I hear you and I raise you that bet. I figured the same. And in all honesty when I gave myself freedom to eat anything – after years of ‘good’ rule-following, nutritionist-sanctioned, healthy eating – I did indeed eat a lot of sugary and snacky type foods. It was kinda scary. And I wondered when it would stop.
But at some stage things started changing. And foods I’d once feared I’d lose control around (fudge, potato chips, lollies), now no longer bother me.
I can’t even relate to the old me that worried about potato chips – what the heck?! Like they were some sort of mind-controlling drug that had power over me?! They’re just chips… what was I thinking?
I was living under The Diet Lie – but I’m not falling for that trick any more.
And this week I was reminded again how far my relationship with food has come.
Old me, the me that lived under The Diet Lie, felt like every visit to a cafe was an opportunity to eat cake, because I never baked cakes at home… because, well, I’d eat them. So I saved cake eating for cafes.
That meant every time I visited a cafe I absolutely had to buy a cake or sweet slice, no matter how good or bad they looked, because I wasn’t going to miss out on an opportunity to eat cake. I had rules. Cakes could only be eaten in cafes on my occasional visits. That meant I couldn’t possibly miss out on an opportunity.
Only the new me, the intuitive eating me, now knows I can have cakes and slices whenever I want (and oh boy have I enjoyed that freedom!). But this past weekend I visited a cafe with my youngest son, he wanted a hot chocolate drink, so I bought him one and a gingerbread man. Then I looked in their cabinet at all the cakes I’d usually buy and I didn’t want any of them.
Not the lemon tart.
Not the chocolate tart.
Not the chocolate brownie.
Even stranger – I didn’t want a hot chocolate drink. I wanted something cool and refreshing – so I ordered a guava juice soft drink. Which brings me to my second revelation for the day…
I sat down with that cool guava soft-drink thingy, took a sip and discovered it was disgustingly sweet. Like revolting. I had a few more mouthfuls. I tried to enjoy it. But I just couldn’t.
So I left my half-drunk soft drink on the table, with my son’s half-eaten gingerbread man and we left.
If you love a food or drink – savour it, but by goodness if you’re not enjoying it – you don’t have to it.
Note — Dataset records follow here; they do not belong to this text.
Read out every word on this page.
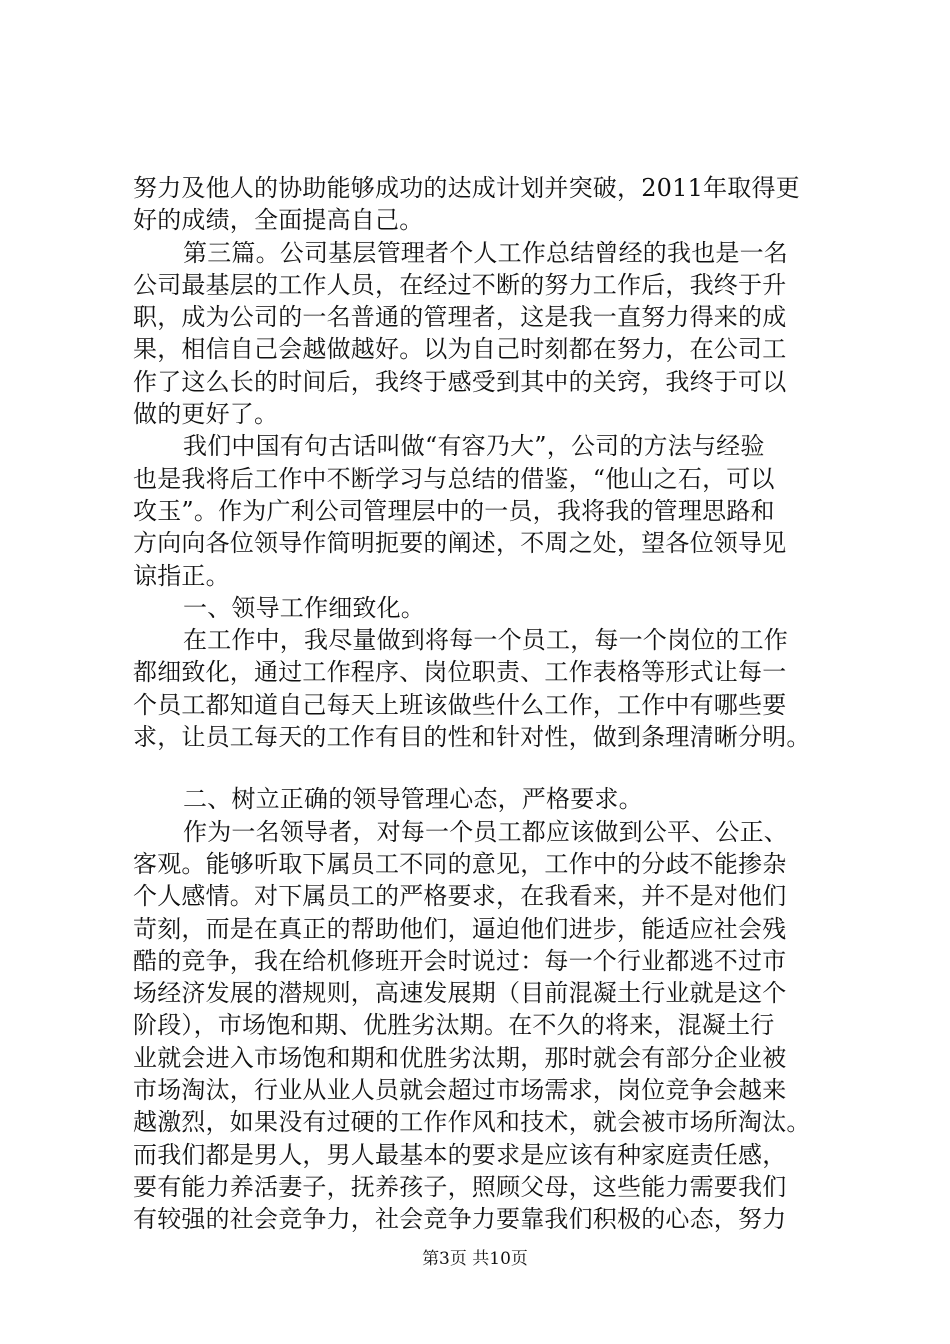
努力及他人的协助能够成功的达成计划并突破，2011年取得更
好的成绩，全面提高自己。
第三篇。公司基层管理者个人工作总结曾经的我也是一名
公司最基层的工作人员，在经过不断的努力工作后，我终于升
职，成为公司的一名普通的管理者，这是我一直努力得来的成
果，相信自己会越做越好。以为自己时刻都在努力，在公司工
作了这么长的时间后，我终于感受到其中的关窍，我终于可以
做的更好了。
我们中国有句古话叫做“有容乃大”，公司的方法与经验
也是我将后工作中不断学习与总结的借鉴，“他山之石，可以
攻玉”。作为广利公司管理层中的一员，我将我的管理思路和
方向向各位领导作简明扼要的阐述，不周之处，望各位领导见
谅指正。
一、领导工作细致化。
在工作中，我尽量做到将每一个员工，每一个岗位的工作
都细致化，通过工作程序、岗位职责、工作表格等形式让每一
个员工都知道自己每天上班该做些什么工作，工作中有哪些要
求，让员工每天的工作有目的性和针对性，做到条理清晰分明。
二、树立正确的领导管理心态，严格要求。
作为一名领导者，对每一个员工都应该做到公平、公正、
客观。能够听取下属员工不同的意见，工作中的分歧不能掺杂
个人感情。对下属员工的严格要求，在我看来，并不是对他们
苛刻，而是在真正的帮助他们，逼迫他们进步，能适应社会残
酷的竞争，我在给机修班开会时说过：每一个行业都逃不过市
场经济发展的潜规则，高速发展期（目前混凝土行业就是这个
阶段），市场饱和期、优胜劣汰期。在不久的将来，混凝土行
业就会进入市场饱和期和优胜劣汰期，那时就会有部分企业被
市场淘汰，行业从业人员就会超过市场需求，岗位竞争会越来
越激烈，如果没有过硬的工作作风和技术，就会被市场所淘汰。
而我们都是男人，男人最基本的要求是应该有种家庭责任感，
要有能力养活妻子，抚养孩子，照顾父母，这些能力需要我们
有较强的社会竞争力，社会竞争力要靠我们积极的心态，努力
第3页 共10页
There will be another opportunity to eat later today, tomorrow, the next day.
That cafe experience was so different to anything I’ve ever had before in my life. To not want the cakes. To not want the hot chocolate. To choose another drink and not finish it because I wasn’t enjoying it?? This is all new to me and I love it.
Like so many other new intuitive eaters it’s just a revelation to see how food freedom changes your relationship with food for the better.
Food no longer controls me… and it feels so good. I’m no longer living under that lie, that I need to restrict and avoid foods, that I have to be a certain size, that I need to downsize, that I need to only eat ‘healthy foods’.
I gave myself freedom to eat as many cakes as I like, and now here I am eating fewer cakes than ever.